Ron Bernal, partner at Sequel Venture Partners in Boulder and one of the forum judges, said he evaluated green-tech companies in the forum the same way he would any company his firm was considering investing in.
“The judges looked closely at each company’s overall business, the management team and its experience, and its path to market,” Bernal said.
“Clean technology is a new market,” he said. “Private equity funds are going to follow government investments. There isn’t a lot of domain experience to tap at this time. For us in the private equity market, the management team is going to have to be seasoned. A proven management team is one metric that is weighted more heavily to balance the risk/reward of investing in an emerging market.”

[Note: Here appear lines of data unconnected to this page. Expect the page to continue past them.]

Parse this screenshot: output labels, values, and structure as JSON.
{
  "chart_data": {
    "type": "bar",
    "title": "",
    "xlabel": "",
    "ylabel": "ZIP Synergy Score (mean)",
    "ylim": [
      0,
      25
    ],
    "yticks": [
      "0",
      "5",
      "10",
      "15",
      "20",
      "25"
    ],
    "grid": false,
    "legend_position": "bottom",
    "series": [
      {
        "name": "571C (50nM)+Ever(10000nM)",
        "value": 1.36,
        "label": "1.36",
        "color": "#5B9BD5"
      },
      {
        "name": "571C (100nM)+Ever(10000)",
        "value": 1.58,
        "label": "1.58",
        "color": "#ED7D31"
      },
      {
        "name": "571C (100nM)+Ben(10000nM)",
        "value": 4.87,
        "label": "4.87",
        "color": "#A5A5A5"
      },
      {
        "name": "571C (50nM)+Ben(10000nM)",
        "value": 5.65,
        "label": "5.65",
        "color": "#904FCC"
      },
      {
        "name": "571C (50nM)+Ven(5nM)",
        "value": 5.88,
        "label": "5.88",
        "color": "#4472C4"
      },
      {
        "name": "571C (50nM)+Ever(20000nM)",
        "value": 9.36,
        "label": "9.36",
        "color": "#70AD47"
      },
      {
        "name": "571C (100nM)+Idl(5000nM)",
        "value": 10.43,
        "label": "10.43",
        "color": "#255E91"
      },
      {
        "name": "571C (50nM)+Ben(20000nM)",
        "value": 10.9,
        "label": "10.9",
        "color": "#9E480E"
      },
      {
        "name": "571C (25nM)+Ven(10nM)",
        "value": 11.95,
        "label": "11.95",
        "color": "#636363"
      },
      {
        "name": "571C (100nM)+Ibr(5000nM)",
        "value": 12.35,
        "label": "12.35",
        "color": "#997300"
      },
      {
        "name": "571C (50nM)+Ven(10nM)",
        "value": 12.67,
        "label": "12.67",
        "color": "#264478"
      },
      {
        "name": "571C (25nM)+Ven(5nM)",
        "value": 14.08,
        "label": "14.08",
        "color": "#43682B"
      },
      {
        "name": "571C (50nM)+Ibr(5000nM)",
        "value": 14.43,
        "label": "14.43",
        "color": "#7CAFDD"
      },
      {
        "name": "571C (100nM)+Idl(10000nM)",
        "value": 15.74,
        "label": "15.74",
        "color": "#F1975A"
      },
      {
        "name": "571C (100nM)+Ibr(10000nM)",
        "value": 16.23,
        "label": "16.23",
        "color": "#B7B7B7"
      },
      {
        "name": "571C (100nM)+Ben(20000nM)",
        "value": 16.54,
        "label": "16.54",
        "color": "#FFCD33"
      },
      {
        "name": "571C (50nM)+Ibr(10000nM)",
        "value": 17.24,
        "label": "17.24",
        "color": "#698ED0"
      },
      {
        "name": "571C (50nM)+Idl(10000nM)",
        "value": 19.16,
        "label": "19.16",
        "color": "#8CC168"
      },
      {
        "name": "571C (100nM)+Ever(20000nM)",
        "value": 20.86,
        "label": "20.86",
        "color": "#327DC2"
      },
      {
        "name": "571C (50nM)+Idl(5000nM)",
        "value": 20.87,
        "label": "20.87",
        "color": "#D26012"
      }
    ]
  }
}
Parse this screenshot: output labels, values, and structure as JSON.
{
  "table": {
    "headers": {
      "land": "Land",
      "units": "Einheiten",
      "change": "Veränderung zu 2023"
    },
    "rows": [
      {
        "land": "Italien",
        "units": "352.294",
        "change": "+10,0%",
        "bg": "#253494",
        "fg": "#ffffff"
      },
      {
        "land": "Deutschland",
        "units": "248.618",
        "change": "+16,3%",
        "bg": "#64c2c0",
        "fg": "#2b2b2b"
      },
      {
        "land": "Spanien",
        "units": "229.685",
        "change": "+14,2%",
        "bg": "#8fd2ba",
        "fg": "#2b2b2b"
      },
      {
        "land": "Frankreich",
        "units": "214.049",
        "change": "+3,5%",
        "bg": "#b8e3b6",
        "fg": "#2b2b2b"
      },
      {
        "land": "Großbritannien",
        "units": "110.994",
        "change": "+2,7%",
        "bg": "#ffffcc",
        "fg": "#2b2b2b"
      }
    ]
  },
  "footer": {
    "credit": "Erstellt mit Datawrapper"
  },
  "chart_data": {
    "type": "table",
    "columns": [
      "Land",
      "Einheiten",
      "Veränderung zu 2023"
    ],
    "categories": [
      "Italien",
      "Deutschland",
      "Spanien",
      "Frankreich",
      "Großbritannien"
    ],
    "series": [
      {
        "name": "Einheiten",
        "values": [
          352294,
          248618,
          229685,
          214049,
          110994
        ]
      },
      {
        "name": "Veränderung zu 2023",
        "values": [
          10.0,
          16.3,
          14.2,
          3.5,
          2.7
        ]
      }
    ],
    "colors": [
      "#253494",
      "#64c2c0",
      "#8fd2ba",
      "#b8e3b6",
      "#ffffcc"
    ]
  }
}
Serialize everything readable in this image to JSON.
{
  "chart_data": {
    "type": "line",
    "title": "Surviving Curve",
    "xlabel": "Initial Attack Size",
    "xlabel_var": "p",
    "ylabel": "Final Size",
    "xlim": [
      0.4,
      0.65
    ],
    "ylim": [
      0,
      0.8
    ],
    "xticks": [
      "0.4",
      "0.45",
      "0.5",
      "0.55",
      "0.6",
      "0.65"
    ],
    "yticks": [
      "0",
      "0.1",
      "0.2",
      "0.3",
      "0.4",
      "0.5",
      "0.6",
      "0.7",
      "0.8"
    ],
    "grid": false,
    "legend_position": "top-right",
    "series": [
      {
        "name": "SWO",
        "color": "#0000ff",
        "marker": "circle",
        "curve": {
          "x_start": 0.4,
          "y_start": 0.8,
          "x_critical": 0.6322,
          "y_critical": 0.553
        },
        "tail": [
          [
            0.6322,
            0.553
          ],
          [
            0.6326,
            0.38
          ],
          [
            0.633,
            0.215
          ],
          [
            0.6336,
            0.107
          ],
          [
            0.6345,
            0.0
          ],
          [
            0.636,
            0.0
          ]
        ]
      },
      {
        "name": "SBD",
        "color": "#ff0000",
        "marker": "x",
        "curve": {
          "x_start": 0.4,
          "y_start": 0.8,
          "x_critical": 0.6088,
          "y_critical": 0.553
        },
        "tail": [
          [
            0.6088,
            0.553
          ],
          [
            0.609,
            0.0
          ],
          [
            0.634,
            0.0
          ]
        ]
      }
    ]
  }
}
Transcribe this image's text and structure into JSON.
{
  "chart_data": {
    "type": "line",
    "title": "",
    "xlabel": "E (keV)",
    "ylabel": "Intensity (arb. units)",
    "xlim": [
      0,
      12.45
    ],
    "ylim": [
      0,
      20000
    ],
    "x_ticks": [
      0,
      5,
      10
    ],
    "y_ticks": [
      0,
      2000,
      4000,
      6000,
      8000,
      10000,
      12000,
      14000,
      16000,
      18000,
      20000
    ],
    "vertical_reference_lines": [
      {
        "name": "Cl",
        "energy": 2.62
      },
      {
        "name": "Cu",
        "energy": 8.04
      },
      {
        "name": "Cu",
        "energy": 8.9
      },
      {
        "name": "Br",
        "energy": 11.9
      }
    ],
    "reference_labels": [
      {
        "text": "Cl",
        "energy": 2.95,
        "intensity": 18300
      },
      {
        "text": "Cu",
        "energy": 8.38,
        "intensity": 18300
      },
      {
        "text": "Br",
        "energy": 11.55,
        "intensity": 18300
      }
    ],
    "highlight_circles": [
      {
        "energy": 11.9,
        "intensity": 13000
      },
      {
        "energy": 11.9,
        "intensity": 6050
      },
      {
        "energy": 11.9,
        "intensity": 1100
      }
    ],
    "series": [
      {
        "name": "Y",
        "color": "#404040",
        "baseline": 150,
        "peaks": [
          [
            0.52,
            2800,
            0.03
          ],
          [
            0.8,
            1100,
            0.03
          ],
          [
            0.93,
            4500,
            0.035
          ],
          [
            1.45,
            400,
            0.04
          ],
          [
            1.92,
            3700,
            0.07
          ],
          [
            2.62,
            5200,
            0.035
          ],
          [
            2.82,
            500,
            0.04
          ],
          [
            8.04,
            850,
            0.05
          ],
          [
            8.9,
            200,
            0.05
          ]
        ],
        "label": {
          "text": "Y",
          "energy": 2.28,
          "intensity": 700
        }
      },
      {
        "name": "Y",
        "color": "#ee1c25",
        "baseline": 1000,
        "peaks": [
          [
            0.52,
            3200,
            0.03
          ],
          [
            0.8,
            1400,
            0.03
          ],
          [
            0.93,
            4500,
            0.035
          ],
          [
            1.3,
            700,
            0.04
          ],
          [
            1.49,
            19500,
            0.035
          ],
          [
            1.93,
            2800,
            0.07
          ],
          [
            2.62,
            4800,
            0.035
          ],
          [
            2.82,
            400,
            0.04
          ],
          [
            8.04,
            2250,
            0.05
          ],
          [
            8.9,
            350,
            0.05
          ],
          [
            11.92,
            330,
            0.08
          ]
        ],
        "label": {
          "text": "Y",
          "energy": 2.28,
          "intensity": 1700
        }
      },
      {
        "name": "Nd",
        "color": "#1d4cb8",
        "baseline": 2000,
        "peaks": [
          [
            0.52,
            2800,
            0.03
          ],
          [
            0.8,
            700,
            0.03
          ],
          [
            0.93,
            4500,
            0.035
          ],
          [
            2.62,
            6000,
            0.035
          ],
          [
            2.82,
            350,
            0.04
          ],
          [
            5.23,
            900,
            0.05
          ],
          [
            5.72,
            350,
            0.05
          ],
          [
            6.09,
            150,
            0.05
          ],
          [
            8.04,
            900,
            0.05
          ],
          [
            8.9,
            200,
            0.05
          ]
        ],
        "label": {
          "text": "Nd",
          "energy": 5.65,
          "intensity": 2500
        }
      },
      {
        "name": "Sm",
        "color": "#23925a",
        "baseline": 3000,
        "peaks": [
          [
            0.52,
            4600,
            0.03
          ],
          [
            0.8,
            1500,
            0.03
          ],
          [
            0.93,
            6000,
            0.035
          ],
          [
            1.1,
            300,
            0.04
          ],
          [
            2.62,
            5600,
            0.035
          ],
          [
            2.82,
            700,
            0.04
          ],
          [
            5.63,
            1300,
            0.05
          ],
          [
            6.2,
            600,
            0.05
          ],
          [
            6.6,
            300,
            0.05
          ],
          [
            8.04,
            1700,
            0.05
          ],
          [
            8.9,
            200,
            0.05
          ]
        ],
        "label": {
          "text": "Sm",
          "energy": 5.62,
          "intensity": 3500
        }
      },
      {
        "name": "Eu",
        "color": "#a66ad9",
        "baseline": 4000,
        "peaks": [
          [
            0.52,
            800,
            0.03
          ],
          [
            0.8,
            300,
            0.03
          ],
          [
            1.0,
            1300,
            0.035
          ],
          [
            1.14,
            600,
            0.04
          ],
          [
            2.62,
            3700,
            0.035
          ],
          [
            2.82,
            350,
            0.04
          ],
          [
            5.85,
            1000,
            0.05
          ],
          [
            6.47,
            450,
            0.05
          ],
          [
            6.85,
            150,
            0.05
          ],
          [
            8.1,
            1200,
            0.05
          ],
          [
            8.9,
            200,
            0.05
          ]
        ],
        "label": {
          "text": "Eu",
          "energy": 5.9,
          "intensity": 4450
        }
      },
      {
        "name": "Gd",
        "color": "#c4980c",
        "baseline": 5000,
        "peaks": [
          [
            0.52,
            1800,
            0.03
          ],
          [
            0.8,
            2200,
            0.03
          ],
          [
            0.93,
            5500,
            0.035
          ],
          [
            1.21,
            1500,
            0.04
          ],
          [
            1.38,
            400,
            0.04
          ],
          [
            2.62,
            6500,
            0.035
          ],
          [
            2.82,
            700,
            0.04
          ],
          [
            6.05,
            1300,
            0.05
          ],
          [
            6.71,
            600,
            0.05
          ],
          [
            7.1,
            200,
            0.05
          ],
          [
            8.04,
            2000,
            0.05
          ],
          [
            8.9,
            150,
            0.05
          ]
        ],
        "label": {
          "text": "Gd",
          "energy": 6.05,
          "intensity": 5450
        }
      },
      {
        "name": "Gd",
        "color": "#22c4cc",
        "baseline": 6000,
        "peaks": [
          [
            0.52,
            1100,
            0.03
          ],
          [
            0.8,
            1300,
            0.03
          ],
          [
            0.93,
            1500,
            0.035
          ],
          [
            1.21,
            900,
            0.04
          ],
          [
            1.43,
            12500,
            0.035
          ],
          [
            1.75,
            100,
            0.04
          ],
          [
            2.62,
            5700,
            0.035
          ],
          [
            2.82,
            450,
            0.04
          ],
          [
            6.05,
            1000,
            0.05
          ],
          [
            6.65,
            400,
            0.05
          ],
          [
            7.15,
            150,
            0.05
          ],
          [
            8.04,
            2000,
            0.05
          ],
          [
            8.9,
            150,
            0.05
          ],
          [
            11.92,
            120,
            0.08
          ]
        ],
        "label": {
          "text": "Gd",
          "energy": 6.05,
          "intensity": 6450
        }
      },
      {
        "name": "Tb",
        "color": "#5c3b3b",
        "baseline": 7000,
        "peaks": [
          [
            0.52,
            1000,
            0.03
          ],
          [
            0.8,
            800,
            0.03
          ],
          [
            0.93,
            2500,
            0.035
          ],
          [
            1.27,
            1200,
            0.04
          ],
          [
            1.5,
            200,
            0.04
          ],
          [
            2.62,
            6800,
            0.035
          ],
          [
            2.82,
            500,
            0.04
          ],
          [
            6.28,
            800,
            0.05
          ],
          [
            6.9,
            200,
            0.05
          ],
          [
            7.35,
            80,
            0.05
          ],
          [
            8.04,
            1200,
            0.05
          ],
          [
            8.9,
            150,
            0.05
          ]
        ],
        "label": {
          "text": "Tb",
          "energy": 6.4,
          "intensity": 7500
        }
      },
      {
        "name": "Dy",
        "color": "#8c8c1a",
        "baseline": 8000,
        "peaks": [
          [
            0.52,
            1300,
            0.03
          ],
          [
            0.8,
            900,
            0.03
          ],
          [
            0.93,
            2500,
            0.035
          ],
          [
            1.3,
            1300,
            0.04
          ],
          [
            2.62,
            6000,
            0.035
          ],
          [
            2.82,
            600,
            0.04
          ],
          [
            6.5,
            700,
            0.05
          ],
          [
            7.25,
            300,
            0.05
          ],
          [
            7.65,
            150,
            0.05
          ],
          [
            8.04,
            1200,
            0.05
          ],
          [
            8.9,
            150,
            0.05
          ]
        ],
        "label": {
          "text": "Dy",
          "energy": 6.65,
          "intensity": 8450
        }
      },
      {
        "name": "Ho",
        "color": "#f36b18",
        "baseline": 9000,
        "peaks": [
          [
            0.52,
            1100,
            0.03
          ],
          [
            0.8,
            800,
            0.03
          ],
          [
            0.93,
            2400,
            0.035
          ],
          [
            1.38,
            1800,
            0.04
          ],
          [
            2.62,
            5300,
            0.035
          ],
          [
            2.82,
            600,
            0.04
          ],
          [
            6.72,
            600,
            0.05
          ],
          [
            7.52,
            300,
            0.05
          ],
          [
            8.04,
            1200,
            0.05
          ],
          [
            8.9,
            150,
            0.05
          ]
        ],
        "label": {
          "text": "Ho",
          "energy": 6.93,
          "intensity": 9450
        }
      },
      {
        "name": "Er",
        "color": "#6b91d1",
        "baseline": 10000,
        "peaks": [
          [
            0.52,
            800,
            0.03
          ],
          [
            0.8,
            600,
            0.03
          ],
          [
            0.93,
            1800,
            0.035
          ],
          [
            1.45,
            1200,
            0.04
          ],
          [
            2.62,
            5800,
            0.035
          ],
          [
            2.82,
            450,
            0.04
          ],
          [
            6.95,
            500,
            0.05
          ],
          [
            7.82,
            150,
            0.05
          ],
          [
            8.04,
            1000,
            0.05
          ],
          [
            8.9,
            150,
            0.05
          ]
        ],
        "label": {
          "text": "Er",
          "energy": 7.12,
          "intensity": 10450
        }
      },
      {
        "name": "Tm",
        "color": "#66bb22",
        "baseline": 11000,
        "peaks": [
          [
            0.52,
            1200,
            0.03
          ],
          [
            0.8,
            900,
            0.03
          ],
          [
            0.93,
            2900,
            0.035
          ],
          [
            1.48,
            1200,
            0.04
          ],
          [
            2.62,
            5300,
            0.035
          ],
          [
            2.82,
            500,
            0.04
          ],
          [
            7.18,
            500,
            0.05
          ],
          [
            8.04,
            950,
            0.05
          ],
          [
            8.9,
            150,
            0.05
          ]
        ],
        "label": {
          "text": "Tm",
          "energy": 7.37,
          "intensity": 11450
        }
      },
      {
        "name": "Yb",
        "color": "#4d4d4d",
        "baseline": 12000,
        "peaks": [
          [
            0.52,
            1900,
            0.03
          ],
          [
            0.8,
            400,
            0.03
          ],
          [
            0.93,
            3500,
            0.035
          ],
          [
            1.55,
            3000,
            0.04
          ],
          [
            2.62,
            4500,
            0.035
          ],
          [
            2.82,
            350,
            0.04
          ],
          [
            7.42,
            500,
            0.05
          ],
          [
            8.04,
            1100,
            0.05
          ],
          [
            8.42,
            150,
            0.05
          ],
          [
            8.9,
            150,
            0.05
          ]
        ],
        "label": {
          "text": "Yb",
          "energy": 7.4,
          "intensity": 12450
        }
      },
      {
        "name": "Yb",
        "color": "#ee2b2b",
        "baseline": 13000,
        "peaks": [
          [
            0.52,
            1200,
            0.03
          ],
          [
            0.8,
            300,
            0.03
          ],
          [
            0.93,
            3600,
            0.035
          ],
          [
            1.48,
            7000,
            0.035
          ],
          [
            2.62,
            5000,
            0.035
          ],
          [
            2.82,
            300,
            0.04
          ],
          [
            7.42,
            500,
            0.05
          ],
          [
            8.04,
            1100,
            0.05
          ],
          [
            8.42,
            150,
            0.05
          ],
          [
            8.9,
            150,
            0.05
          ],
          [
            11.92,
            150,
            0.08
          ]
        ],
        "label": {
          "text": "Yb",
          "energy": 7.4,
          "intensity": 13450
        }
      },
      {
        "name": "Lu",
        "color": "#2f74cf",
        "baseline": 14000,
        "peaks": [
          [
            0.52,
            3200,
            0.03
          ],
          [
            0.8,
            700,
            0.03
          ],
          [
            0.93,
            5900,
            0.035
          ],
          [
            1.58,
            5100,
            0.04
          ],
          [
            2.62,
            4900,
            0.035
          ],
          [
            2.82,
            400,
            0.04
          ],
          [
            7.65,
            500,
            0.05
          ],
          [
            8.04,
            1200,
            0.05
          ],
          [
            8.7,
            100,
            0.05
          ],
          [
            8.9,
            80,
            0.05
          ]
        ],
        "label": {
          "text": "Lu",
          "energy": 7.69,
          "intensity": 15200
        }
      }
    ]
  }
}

The CleanTech Group, an international organization headquartered in San Francisco, has had its finger on the pulse of the clean-tech industry since 2002 and offered a bullish forecast for 2010 in its “10 Clean Technology Predictions for 2010.”
Among the predictions offered up by Nicholas Parker, the group’s executive chairman: “Private capital growth recovers, record fund year; Buffet leads the super rich into clean tech; and acquisitions and consolidations accelerate.”
Businesses across all markets have been challenged in their efforts to obtain funding over the last 18 months. Green shoots are only now emerging as a result of government investment in clean tech years earlier. Three of the CleanTech Group’s 10 predictions relate specifically to financing clean technologies in 2010, and expectations point to a year of ample investment fund availability across most clean technology sectors.